Journal: Thrombosis and Haemostasis
ISSN: 0340-6245
Topic:

Recent advances in vascular biology: Selected highlights from IVBM 2008

DOI: https://doi.org/10.1160/TH08-12-0827
Issue: 2009: 101/6 (June) pp. 796-1180
Pages: 1112-1118

Venous thromboembolism in nonagenarians Findings from the RIETE Registry

Beatriz Vasco 1; Joan Carles Villalba 2; Luciano Lopez-Jimenez 3; Conxita Falga 4; Julio Montes 5; Javier Trujillo-Santos 6; Manuel Monreal 7; for the RIETE Investigators*
1 Servicio de Hematología, Hospital Virxe da Xunqueira, Coruña, Spain; 2 Unidad de Cuidados Intensivos, Hospital Universitari Germans Trias i Pujol, Badalona, Facultat de Medicina, Universitat Autónoma de Barcelona, Spain; 3 Servicio de Medicina Interna, Hospital Universitario Reina Sofía, Córdoba, Spain; 4 Servicio de Medicina Interna, Consorci Sanitari del Maresme, Mataró, Spain; 5 Servicio de Medicina Interna, Hospital de Meixoeiro, Vigo, Spain; 6 Servicio de Medicina Interna, Hospital Universitario Santa María de Rosell, Cartagena, Murcia, Spain; 7 Servicio de Medicina Interna, Hospital Universitari Germans Trias i Pujol, Badalona, Spain

Keywords

Elderly, venous thromboembolism, outcome

Summary

The balance between the efficacy and safety of anticoagulant therapy in patients aged ≥90 years with venous thromboembolism (VTE) is uncertain.
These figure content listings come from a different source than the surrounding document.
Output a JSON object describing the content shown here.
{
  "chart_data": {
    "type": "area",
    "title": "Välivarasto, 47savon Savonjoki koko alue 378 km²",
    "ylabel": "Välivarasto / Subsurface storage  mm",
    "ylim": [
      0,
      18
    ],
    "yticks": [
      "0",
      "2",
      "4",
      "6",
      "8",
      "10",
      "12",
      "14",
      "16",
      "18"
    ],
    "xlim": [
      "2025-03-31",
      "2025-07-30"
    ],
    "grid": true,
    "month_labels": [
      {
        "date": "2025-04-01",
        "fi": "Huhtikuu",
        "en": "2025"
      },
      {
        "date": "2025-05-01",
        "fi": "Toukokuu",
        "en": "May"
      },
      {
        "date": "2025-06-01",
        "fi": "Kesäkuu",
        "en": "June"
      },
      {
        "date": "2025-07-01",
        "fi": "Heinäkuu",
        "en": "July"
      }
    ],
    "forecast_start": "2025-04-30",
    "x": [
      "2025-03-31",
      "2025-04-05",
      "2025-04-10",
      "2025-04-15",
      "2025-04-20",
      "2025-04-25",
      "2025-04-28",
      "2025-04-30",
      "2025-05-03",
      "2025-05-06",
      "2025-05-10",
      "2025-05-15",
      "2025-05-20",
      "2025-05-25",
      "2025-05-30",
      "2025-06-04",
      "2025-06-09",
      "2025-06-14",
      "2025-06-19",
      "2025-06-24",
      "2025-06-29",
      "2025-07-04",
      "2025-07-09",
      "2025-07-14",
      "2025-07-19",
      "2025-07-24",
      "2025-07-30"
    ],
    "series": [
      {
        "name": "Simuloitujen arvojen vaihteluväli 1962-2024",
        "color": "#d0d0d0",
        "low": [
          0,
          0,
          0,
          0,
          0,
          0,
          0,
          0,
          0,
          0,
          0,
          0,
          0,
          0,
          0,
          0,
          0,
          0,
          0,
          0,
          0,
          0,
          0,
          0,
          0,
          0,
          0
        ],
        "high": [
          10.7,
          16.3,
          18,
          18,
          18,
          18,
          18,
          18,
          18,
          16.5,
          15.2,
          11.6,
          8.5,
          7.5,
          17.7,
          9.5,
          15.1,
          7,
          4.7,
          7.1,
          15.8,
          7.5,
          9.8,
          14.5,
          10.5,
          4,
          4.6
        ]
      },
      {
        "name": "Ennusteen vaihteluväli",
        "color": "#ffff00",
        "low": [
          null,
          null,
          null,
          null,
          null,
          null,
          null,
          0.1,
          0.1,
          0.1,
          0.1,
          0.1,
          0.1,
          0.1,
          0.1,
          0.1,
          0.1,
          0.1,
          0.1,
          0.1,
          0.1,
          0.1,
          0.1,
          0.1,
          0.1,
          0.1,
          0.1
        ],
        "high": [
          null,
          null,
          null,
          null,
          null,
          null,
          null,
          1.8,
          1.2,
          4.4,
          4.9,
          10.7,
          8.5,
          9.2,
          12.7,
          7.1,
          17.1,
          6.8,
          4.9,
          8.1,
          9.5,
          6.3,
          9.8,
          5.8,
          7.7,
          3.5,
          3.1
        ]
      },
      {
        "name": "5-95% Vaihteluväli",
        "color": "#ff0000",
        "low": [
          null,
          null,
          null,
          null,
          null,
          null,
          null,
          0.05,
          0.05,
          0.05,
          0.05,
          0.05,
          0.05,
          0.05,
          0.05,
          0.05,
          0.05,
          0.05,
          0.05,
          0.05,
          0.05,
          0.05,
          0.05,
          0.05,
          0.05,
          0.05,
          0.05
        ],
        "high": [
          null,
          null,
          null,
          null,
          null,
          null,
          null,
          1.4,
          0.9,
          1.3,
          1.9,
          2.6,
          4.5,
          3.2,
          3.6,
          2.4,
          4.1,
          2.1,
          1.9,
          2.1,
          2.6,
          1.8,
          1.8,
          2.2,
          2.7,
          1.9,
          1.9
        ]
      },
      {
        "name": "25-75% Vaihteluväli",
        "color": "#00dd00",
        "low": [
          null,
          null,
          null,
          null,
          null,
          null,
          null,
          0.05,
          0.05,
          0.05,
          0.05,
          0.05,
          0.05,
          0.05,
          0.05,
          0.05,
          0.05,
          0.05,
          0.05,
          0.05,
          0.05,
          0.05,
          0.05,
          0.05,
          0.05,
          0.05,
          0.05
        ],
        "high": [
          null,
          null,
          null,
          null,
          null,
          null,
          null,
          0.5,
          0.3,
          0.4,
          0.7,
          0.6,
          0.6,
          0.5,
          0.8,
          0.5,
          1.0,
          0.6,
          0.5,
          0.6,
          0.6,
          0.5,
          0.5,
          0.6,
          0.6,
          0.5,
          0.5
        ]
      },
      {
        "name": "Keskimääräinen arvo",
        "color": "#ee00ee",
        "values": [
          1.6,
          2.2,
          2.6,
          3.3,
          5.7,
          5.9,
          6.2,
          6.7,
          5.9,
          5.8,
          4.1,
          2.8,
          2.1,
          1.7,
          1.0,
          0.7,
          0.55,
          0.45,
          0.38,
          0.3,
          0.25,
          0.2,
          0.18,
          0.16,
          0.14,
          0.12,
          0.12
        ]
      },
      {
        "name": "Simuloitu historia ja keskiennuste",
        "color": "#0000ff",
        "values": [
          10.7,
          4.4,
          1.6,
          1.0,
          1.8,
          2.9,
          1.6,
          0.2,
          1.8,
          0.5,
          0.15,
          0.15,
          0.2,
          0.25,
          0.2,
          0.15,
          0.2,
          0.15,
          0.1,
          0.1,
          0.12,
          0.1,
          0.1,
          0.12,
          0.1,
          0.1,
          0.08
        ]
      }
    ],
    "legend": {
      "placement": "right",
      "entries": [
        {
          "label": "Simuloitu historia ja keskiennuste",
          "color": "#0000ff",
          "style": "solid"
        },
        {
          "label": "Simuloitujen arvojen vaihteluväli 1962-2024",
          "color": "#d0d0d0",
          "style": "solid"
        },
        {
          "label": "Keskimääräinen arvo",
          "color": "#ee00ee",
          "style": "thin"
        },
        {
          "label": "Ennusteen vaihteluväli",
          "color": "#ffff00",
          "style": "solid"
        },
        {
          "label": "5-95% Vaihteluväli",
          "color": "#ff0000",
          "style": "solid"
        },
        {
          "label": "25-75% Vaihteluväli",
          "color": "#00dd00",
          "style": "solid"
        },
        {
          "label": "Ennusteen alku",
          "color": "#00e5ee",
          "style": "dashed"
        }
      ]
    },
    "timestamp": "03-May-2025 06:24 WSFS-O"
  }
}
RIETE is an ongoing, prospective registry of consecutive patients with acute, objectively confirmed, symptomatic VTE. We evaluated the efficacy and safety of anticoagulant therapy during the first three months in all patients aged ≥90 years. In addition, we tried to identify those at a higher risk for VTE. Of 21,873 patients enrolled from March 2001 to February 2008, 610 (2.8%) were aged ≥90 years. Of these, 307 (50%) presented with pulmonary embolism (PE), 240 (39%) had immobility ≥4 days, and 271 (44%) had abnormal creatinine levels. During the first three months of therapy, 140 patients aged ≥90 years (23%) died. Of these, 45 (32%) died of PE (34 of the initial episode, 11 of recurrent PE), 18 (13%) had fatal bleeding. Recent immobility ≥4 days was the most common risk factor for VTE (240 of 610 patients, 39%), but only 54 of them (22%) had received thromboprophylaxis. The most frequent causes for immobility were senile dementia, acute infection, trauma or decompensated heart failure. The duration of immobility was <4 weeks in 126 patients (52%), and most of them were bedridden at home. In conclusion, one in every four VTE patients aged ≥90 years died during the first three months of therapy. Of these, one in every three died of PE, one in every eight had fatal bleeding. Identifying at-risk patients may help to prevent some of these deaths.